Citi, Glilot Capital, GTM Capital, and Sorenson Capital also participated in the round. This funding brings the total raised by the company to $110 million following an $18 million Series A round led by GTM Capital in July.
Founded in 2019, Lightrun provides a developer-centered observability platform that allows developers to add logs, metrics and snapshots directly to running applications without needing to recompile or release new versions.
The company also offers an AI-based debugging tool that integrates into developer tools called the Runtime Autonomous AI Debugger. Traditionally, developers must catch most issues and bugs during development before code is deployed.
However, as with most things, it’s hard to tell how anything is going to work until it’s actually in production where the plan comes together. As a result, most of the time developers only fix critical issues after something explodes in development and get sent back to them after it has been reverted. What if something can be caught while it’s happening and before it’s a major issue?
According to Lightrun, its platform allows developers to continue debugging and fixing software without leaving their editing software even after deploying. That means if something does break in production, they’re already in their favored environment.
“In 2024, dramatic shifts in the software delivery life cycle — from the exponential acceleration of software delivery by AI code assistants to the rising importance of resiliency — have made the SDLC increasingly vulnerable,” Chief Executive Ilan Peleg. “Lightrun bridges this gap, ensuring that once code hits production, teams can move fast and stay reliable.”

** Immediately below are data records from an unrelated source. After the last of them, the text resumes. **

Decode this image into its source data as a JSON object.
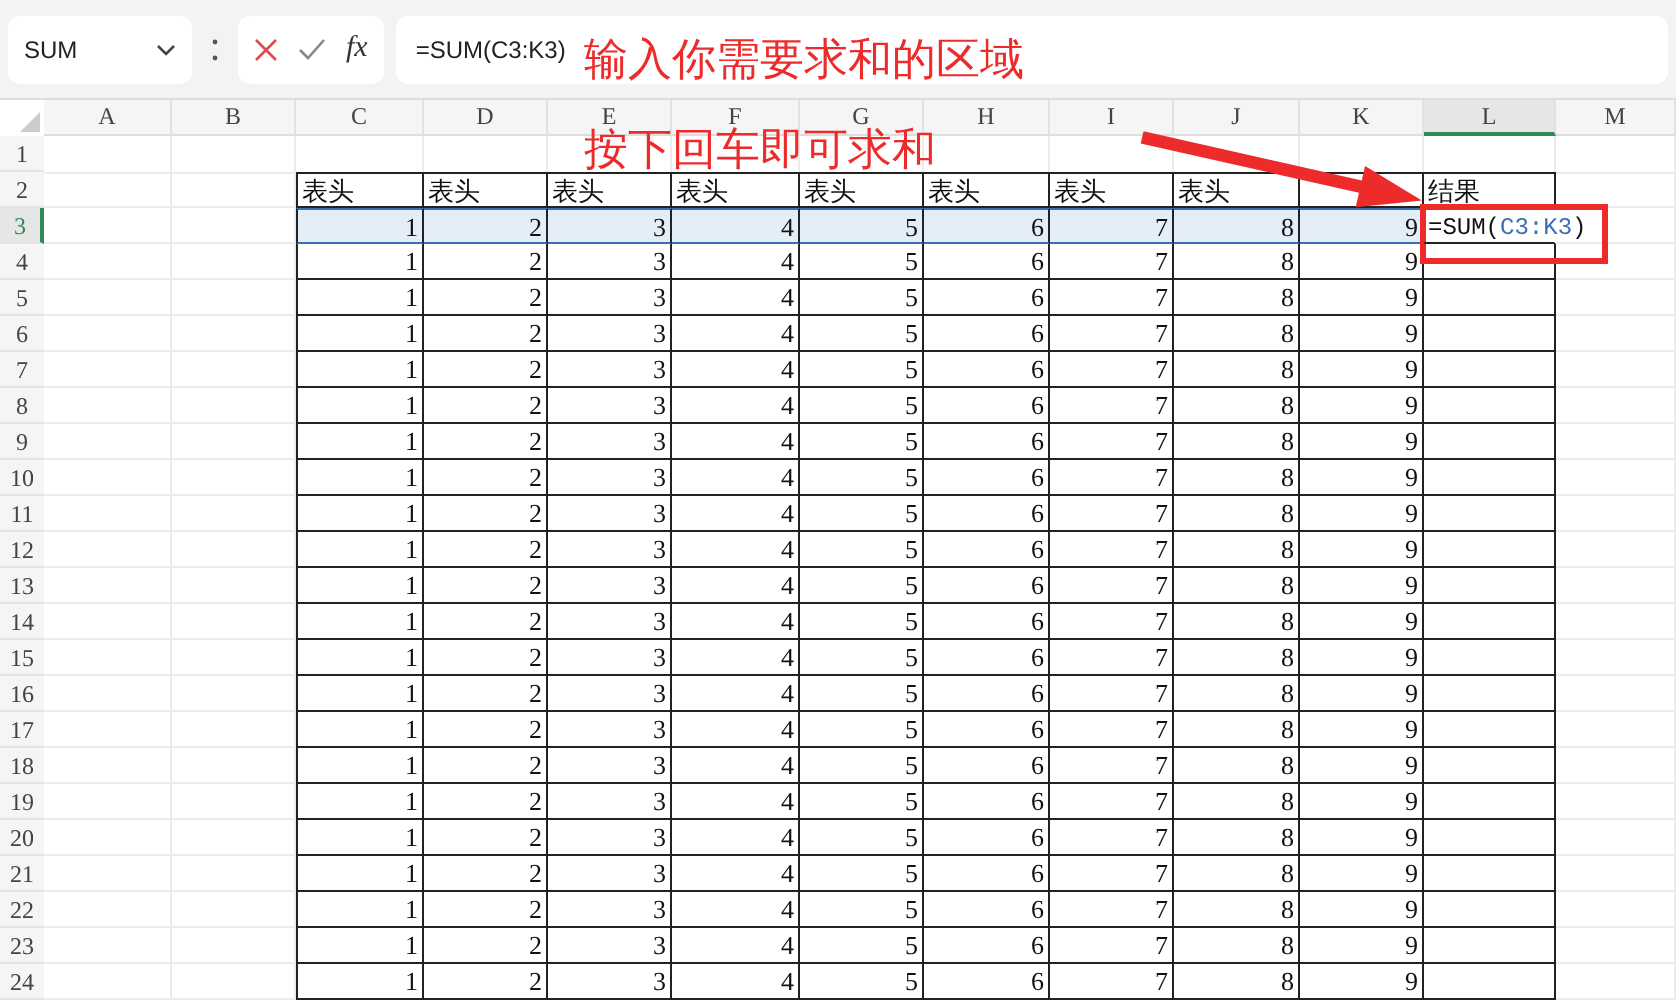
{
  "formula_bar": {
    "name_box": "SUM",
    "function_label": "fx",
    "value": "=SUM(C3:K3)"
  },
  "columns": [
    {
      "label": "A",
      "selected": false
    },
    {
      "label": "B",
      "selected": false
    },
    {
      "label": "C",
      "selected": false
    },
    {
      "label": "D",
      "selected": false
    },
    {
      "label": "E",
      "selected": false
    },
    {
      "label": "F",
      "selected": false
    },
    {
      "label": "G",
      "selected": false
    },
    {
      "label": "H",
      "selected": false
    },
    {
      "label": "I",
      "selected": false
    },
    {
      "label": "J",
      "selected": false
    },
    {
      "label": "K",
      "selected": false
    },
    {
      "label": "L",
      "selected": true
    },
    {
      "label": "M",
      "selected": false
    }
  ],
  "rows": [
    {
      "label": "1",
      "kind": "empty",
      "selected": false
    },
    {
      "label": "2",
      "kind": "header",
      "selected": false,
      "cells": [
        "表头",
        "表头",
        "表头",
        "表头",
        "表头",
        "表头",
        "表头",
        "表头",
        null,
        "结果"
      ]
    },
    {
      "label": "3",
      "kind": "number",
      "selected": true,
      "cells": [
        "1",
        "2",
        "3",
        "4",
        "5",
        "6",
        "7",
        "8",
        "9"
      ],
      "formula": {
        "prefix": "=SUM(",
        "ref": "C3:K3",
        "suffix": ")"
      }
    },
    {
      "label": "4",
      "kind": "number",
      "selected": false,
      "cells": [
        "1",
        "2",
        "3",
        "4",
        "5",
        "6",
        "7",
        "8",
        "9"
      ]
    },
    {
      "label": "5",
      "kind": "number",
      "selected": false,
      "cells": [
        "1",
        "2",
        "3",
        "4",
        "5",
        "6",
        "7",
        "8",
        "9"
      ]
    },
    {
      "label": "6",
      "kind": "number",
      "selected": false,
      "cells": [
        "1",
        "2",
        "3",
        "4",
        "5",
        "6",
        "7",
        "8",
        "9"
      ]
    },
    {
      "label": "7",
      "kind": "number",
      "selected": false,
      "cells": [
        "1",
        "2",
        "3",
        "4",
        "5",
        "6",
        "7",
        "8",
        "9"
      ]
    },
    {
      "label": "8",
      "kind": "number",
      "selected": false,
      "cells": [
        "1",
        "2",
        "3",
        "4",
        "5",
        "6",
        "7",
        "8",
        "9"
      ]
    },
    {
      "label": "9",
      "kind": "number",
      "selected": false,
      "cells": [
        "1",
        "2",
        "3",
        "4",
        "5",
        "6",
        "7",
        "8",
        "9"
      ]
    },
    {
      "label": "10",
      "kind": "number",
      "selected": false,
      "cells": [
        "1",
        "2",
        "3",
        "4",
        "5",
        "6",
        "7",
        "8",
        "9"
      ]
    },
    {
      "label": "11",
      "kind": "number",
      "selected": false,
      "cells": [
        "1",
        "2",
        "3",
        "4",
        "5",
        "6",
        "7",
        "8",
        "9"
      ]
    },
    {
      "label": "12",
      "kind": "number",
      "selected": false,
      "cells": [
        "1",
        "2",
        "3",
        "4",
        "5",
        "6",
        "7",
        "8",
        "9"
      ]
    },
    {
      "label": "13",
      "kind": "number",
      "selected": false,
      "cells": [
        "1",
        "2",
        "3",
        "4",
        "5",
        "6",
        "7",
        "8",
        "9"
      ]
    },
    {
      "label": "14",
      "kind": "number",
      "selected": false,
      "cells": [
        "1",
        "2",
        "3",
        "4",
        "5",
        "6",
        "7",
        "8",
        "9"
      ]
    },
    {
      "label": "15",
      "kind": "number",
      "selected": false,
      "cells": [
        "1",
        "2",
        "3",
        "4",
        "5",
        "6",
        "7",
        "8",
        "9"
      ]
    },
    {
      "label": "16",
      "kind": "number",
      "selected": false,
      "cells": [
        "1",
        "2",
        "3",
        "4",
        "5",
        "6",
        "7",
        "8",
        "9"
      ]
    },
    {
      "label": "17",
      "kind": "number",
      "selected": false,
      "cells": [
        "1",
        "2",
        "3",
        "4",
        "5",
        "6",
        "7",
        "8",
        "9"
      ]
    },
    {
      "label": "18",
      "kind": "number",
      "selected": false,
      "cells": [
        "1",
        "2",
        "3",
        "4",
        "5",
        "6",
        "7",
        "8",
        "9"
      ]
    },
    {
      "label": "19",
      "kind": "number",
      "selected": false,
      "cells": [
        "1",
        "2",
        "3",
        "4",
        "5",
        "6",
        "7",
        "8",
        "9"
      ]
    },
    {
      "label": "20",
      "kind": "number",
      "selected": false,
      "cells": [
        "1",
        "2",
        "3",
        "4",
        "5",
        "6",
        "7",
        "8",
        "9"
      ]
    },
    {
      "label": "21",
      "kind": "number",
      "selected": false,
      "cells": [
        "1",
        "2",
        "3",
        "4",
        "5",
        "6",
        "7",
        "8",
        "9"
      ]
    },
    {
      "label": "22",
      "kind": "number",
      "selected": false,
      "cells": [
        "1",
        "2",
        "3",
        "4",
        "5",
        "6",
        "7",
        "8",
        "9"
      ]
    },
    {
      "label": "23",
      "kind": "number",
      "selected": false,
      "cells": [
        "1",
        "2",
        "3",
        "4",
        "5",
        "6",
        "7",
        "8",
        "9"
      ]
    },
    {
      "label": "24",
      "kind": "number",
      "selected": false,
      "cells": [
        "1",
        "2",
        "3",
        "4",
        "5",
        "6",
        "7",
        "8",
        "9"
      ]
    }
  ],
  "annotation": {
    "lines": [
      "输入你需要求和的区域",
      "按下回车即可求和"
    ]
  }
}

The platform’s AI tool automates the entire debugging journey from the initial ticket by pinpointing the initial issue in production and identifying it for the developer in their development environment. It also offers code suggestions on how it can be fixed. It uses generative AI models based on the company’s context, observability, logging and telemetry that the developers can add to their software at runtime.

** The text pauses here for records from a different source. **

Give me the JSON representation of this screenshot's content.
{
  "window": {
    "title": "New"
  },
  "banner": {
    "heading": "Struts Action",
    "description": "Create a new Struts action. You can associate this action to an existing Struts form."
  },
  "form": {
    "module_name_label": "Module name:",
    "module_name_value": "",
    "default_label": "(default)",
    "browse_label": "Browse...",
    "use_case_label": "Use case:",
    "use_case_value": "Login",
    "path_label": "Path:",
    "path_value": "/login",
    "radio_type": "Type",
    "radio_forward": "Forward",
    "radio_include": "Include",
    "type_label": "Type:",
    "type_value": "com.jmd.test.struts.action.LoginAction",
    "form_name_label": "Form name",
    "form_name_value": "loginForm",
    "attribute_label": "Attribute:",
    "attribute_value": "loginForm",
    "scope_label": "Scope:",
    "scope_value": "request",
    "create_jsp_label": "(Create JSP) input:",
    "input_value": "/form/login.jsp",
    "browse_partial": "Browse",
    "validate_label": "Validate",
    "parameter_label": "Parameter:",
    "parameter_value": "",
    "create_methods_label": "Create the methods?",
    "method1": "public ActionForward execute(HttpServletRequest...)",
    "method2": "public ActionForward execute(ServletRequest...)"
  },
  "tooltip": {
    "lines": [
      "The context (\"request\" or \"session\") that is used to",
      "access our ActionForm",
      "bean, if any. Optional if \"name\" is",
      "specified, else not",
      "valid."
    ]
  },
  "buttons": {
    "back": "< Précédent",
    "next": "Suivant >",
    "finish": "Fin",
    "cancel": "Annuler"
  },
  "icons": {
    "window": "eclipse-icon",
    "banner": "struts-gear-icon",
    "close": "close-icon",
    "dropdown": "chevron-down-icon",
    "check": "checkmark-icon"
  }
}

The upshot is that if something does go wrong, the AI tool can get the developer into the code, find the problem line, function or section quickly, and have a suggestion on hand. That could be the difference between taking hours to pore over logs, then diving into code to find the specific culprit line, and finally developing a fix, testing it and deploying it or minutes to accept and refine a recommendation.

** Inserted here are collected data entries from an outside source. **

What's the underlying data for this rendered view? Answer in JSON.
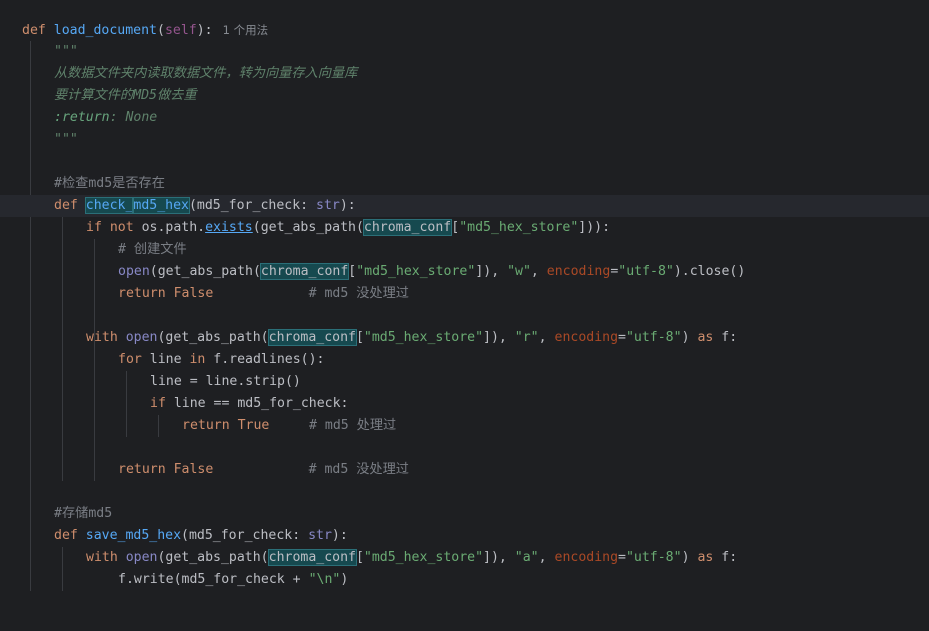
{
  "editor": {
    "language": "python",
    "lines": [
      {
        "tokens": [
          {
            "c": "kw",
            "t": "def "
          },
          {
            "c": "fn",
            "t": "load_document"
          },
          {
            "c": "",
            "t": "("
          },
          {
            "c": "self",
            "t": "self"
          },
          {
            "c": "",
            "t": "):"
          }
        ],
        "hint": "1 个用法"
      },
      {
        "tokens": [
          {
            "c": "doc",
            "t": "\"\"\""
          }
        ]
      },
      {
        "tokens": [
          {
            "c": "doc",
            "t": "从数据文件夹内读取数据文件，转为向量存入向量库"
          }
        ]
      },
      {
        "tokens": [
          {
            "c": "doc",
            "t": "要计算文件的MD5做去重"
          }
        ]
      },
      {
        "tokens": [
          {
            "c": "doctag",
            "t": ":return"
          },
          {
            "c": "doc",
            "t": ": None"
          }
        ]
      },
      {
        "tokens": [
          {
            "c": "doc",
            "t": "\"\"\""
          }
        ]
      },
      {
        "tokens": []
      },
      {
        "tokens": [
          {
            "c": "cm",
            "t": "#检查md5是否存在"
          }
        ]
      },
      {
        "tokens": [
          {
            "c": "kw",
            "t": "def "
          },
          {
            "c": "fn hl",
            "t": "check_"
          },
          {
            "c": "caret",
            "t": ""
          },
          {
            "c": "fn hl",
            "t": "md5_hex"
          },
          {
            "c": "",
            "t": "(md5_for_check: "
          },
          {
            "c": "bi",
            "t": "str"
          },
          {
            "c": "",
            "t": "):"
          }
        ],
        "current": true
      },
      {
        "tokens": [
          {
            "c": "kw",
            "t": "if not "
          },
          {
            "c": "",
            "t": "os.path."
          },
          {
            "c": "link",
            "t": "exists"
          },
          {
            "c": "",
            "t": "(get_abs_path("
          },
          {
            "c": "hl",
            "t": "chroma_conf"
          },
          {
            "c": "",
            "t": "["
          },
          {
            "c": "str",
            "t": "\"md5_hex_store\""
          },
          {
            "c": "",
            "t": "])):"
          }
        ]
      },
      {
        "tokens": [
          {
            "c": "cm",
            "t": "# 创建文件"
          }
        ]
      },
      {
        "tokens": [
          {
            "c": "bi",
            "t": "open"
          },
          {
            "c": "",
            "t": "(get_abs_path("
          },
          {
            "c": "hl",
            "t": "chroma_conf"
          },
          {
            "c": "",
            "t": "["
          },
          {
            "c": "str",
            "t": "\"md5_hex_store\""
          },
          {
            "c": "",
            "t": "]), "
          },
          {
            "c": "str",
            "t": "\"w\""
          },
          {
            "c": "",
            "t": ", "
          },
          {
            "c": "param",
            "t": "encoding"
          },
          {
            "c": "",
            "t": "="
          },
          {
            "c": "str",
            "t": "\"utf-8\""
          },
          {
            "c": "",
            "t": ").close()"
          }
        ]
      },
      {
        "tokens": [
          {
            "c": "kw",
            "t": "return False"
          },
          {
            "c": "",
            "t": "            "
          },
          {
            "c": "cm",
            "t": "# md5 没处理过"
          }
        ]
      },
      {
        "tokens": []
      },
      {
        "tokens": [
          {
            "c": "kw",
            "t": "with "
          },
          {
            "c": "bi",
            "t": "open"
          },
          {
            "c": "",
            "t": "(get_abs_path("
          },
          {
            "c": "hl",
            "t": "chroma_conf"
          },
          {
            "c": "",
            "t": "["
          },
          {
            "c": "str",
            "t": "\"md5_hex_store\""
          },
          {
            "c": "",
            "t": "]), "
          },
          {
            "c": "str",
            "t": "\"r\""
          },
          {
            "c": "",
            "t": ", "
          },
          {
            "c": "param",
            "t": "encoding"
          },
          {
            "c": "",
            "t": "="
          },
          {
            "c": "str",
            "t": "\"utf-8\""
          },
          {
            "c": "",
            "t": ") "
          },
          {
            "c": "kw",
            "t": "as "
          },
          {
            "c": "",
            "t": "f:"
          }
        ]
      },
      {
        "tokens": [
          {
            "c": "kw",
            "t": "for "
          },
          {
            "c": "",
            "t": "line "
          },
          {
            "c": "kw",
            "t": "in "
          },
          {
            "c": "",
            "t": "f.readlines():"
          }
        ]
      },
      {
        "tokens": [
          {
            "c": "",
            "t": "line = line.strip()"
          }
        ]
      },
      {
        "tokens": [
          {
            "c": "kw",
            "t": "if "
          },
          {
            "c": "",
            "t": "line == md5_for_check:"
          }
        ]
      },
      {
        "tokens": [
          {
            "c": "kw",
            "t": "return True"
          },
          {
            "c": "",
            "t": "     "
          },
          {
            "c": "cm",
            "t": "# md5 处理过"
          }
        ]
      },
      {
        "tokens": []
      },
      {
        "tokens": [
          {
            "c": "kw",
            "t": "return False"
          },
          {
            "c": "",
            "t": "            "
          },
          {
            "c": "cm",
            "t": "# md5 没处理过"
          }
        ]
      },
      {
        "tokens": []
      },
      {
        "tokens": [
          {
            "c": "cm",
            "t": "#存储md5"
          }
        ]
      },
      {
        "tokens": [
          {
            "c": "kw",
            "t": "def "
          },
          {
            "c": "fn",
            "t": "save_md5_hex"
          },
          {
            "c": "",
            "t": "(md5_for_check: "
          },
          {
            "c": "bi",
            "t": "str"
          },
          {
            "c": "",
            "t": "):"
          }
        ]
      },
      {
        "tokens": [
          {
            "c": "kw",
            "t": "with "
          },
          {
            "c": "bi",
            "t": "open"
          },
          {
            "c": "",
            "t": "(get_abs_path("
          },
          {
            "c": "hl",
            "t": "chroma_conf"
          },
          {
            "c": "",
            "t": "["
          },
          {
            "c": "str",
            "t": "\"md5_hex_store\""
          },
          {
            "c": "",
            "t": "]), "
          },
          {
            "c": "str",
            "t": "\"a\""
          },
          {
            "c": "",
            "t": ", "
          },
          {
            "c": "param",
            "t": "encoding"
          },
          {
            "c": "",
            "t": "="
          },
          {
            "c": "str",
            "t": "\"utf-8\""
          },
          {
            "c": "",
            "t": ") "
          },
          {
            "c": "kw",
            "t": "as "
          },
          {
            "c": "",
            "t": "f:"
          }
        ]
      },
      {
        "tokens": [
          {
            "c": "",
            "t": "f.write(md5_for_check + "
          },
          {
            "c": "str",
            "t": "\"\\n\""
          },
          {
            "c": "",
            "t": ")"
          }
        ]
      }
    ]
  }
}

“As autonomous software development becomes reality, we see the next frontier in autonomous remediation — software that can fix itself autonomously,” added Peleg.
Lightrun continues to show significant growth, the company said. Since 2024, it has onboarded numerous Fortune 500 companies including Citigroup Inc., ADP Inc., AT&T Inc., Microsoft Corp., Salesforce Inc. and SAP SE. The company also doubled the size of its team, scaling to support the increasing demand.
With the new funding, the company said it intends to move beyond traditional monitoring into full-scale remediation. The Autonomous Debugger has already proved it can redefine how developers and software reliability engineers and operations teams can handle issues in real-time. Lightrun said it intends to continue to scale the product and advance its capabilities to bring its autonomous capabilities to bear and shift the industry away from post-mortem observability to proactive and autonomous problem resolution.